Agricola, gouverneur de la Cappadoce et de la petite Arménie, sous l'empereur Licinius, étant venu à Sébaste, commença à y persécuter les fidèles, selon les ordres de son maître, qui déchirait les ouailles de Jésus-Christ comme un loup cruel et affamé, tandis que les loups véritables baisaient les pieds de Blaise, leur pasteur. Ce cruel juge crut que, ne devant point faire quartier aux chrétiens enfermés dans les prisons, il était expédient de les faire mourir tout d'un coup en les exposant aux bêtes sauvages. Pour cet effet, il envoya ses gens dans les forêts prendre des lions et d'autres bêtes farouches; mais il arriva qu'environnant le mont Argée, ils poussèrent jusqu'à la caverne où était Blaise, et trouvèrent autour de lui un grand nombre de lions, de tigres, d'ours, de loups et d'autres animaux semblables, qui lui faisaient compagnie. Surpris de cette aventure, ils entrèrent plus avant dans la caverne, et, trouvant le saint assis et ravi dans la méditation des grandeurs de la Divinité, ils en furent encore plus étonnés, et s'en retournèrent à la ville pour faire savoir au gouverneur ce qu'ils avaient vu. Ce récit l'engagea à envoyer des soldats vers cette montagne, pour chercher les chrétiens et amener tous ceux qu'ils pourraient rencontrer. Ils y allèrent et, ayant encore trouvé saint Blaise, qui priait et louait Notre-Seigneur, ils lui dirent que le gouverneur le demandait. Le saint répondit joyeusement : « Mes enfants, soyez les bienvenus; il y a longtemps que je soupire après votre arrivée; allons, au nom de Dieu ». Dès qu'il fut arrivé à la ville, Agricola le fit mettre en prison; et, le jour suivant, il le fit venir en sa présence et lui dit : « Je suis ravi de vous voir, Blaise, cher ami des dieux immortels. — Dieu vous garde, ô gouverneur », répondit Blaise; « mais ne donnez pas le nom de dieux à ces misérables esprits qui ne peuvent vous faire du bien ».

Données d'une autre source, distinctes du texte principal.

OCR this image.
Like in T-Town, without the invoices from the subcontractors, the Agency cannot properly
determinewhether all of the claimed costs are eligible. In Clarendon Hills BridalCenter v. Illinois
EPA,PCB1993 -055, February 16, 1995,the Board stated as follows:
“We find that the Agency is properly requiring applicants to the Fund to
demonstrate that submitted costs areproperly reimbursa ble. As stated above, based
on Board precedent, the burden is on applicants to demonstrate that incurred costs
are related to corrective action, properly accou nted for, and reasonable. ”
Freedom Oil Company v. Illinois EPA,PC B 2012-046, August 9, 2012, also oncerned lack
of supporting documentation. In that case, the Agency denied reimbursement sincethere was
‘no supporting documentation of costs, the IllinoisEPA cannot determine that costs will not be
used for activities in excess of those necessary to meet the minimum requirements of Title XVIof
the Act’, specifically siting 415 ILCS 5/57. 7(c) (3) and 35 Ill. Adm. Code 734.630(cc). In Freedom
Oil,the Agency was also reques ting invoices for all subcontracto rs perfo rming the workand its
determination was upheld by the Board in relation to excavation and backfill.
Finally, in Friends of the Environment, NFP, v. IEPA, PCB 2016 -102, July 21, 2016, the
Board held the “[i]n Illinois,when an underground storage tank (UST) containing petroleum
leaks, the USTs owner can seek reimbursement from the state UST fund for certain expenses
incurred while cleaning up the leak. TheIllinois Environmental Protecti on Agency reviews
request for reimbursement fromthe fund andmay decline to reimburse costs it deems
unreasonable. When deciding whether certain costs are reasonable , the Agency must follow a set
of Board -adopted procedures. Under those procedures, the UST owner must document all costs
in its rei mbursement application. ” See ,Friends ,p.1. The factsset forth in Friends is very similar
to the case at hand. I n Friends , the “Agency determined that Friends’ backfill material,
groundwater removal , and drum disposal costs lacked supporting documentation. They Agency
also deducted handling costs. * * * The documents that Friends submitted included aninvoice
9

Le gouverneur, surpris d'une réponse si libre, méditait en lui-même comment il pourrait gagner ce prisonnier; puis, se laissant emporter à la rage, il le fit frapper de coups de bâton l'espace de deux ou trois heures. Le saint demeura toujours joyeux et constant au milieu de ce supplice, et il ne dit que ces belles paroles : « Ô trompeur insensé des âmes! penses-tu me séparer de Dieu par tes tourments? Non, non, le Seigneur est avec moi, et c'est lui-même qui me fortifie. C'est pourquoi fais de moi tout ce que tu voudras ». Agricola le fit ramener en prison, et, lorsqu'il y fut, une pieuse veuve lui apporta à manger, et, se jetant à ses pieds, le supplia d'accepter le peu qu'elle lui offrait. Le saint évêque agréa ses charités, et promit de lui procurer, à elle et à tous ceux qui lui appartenaient, du secours et de l'assistance dans toutes leurs nécessités.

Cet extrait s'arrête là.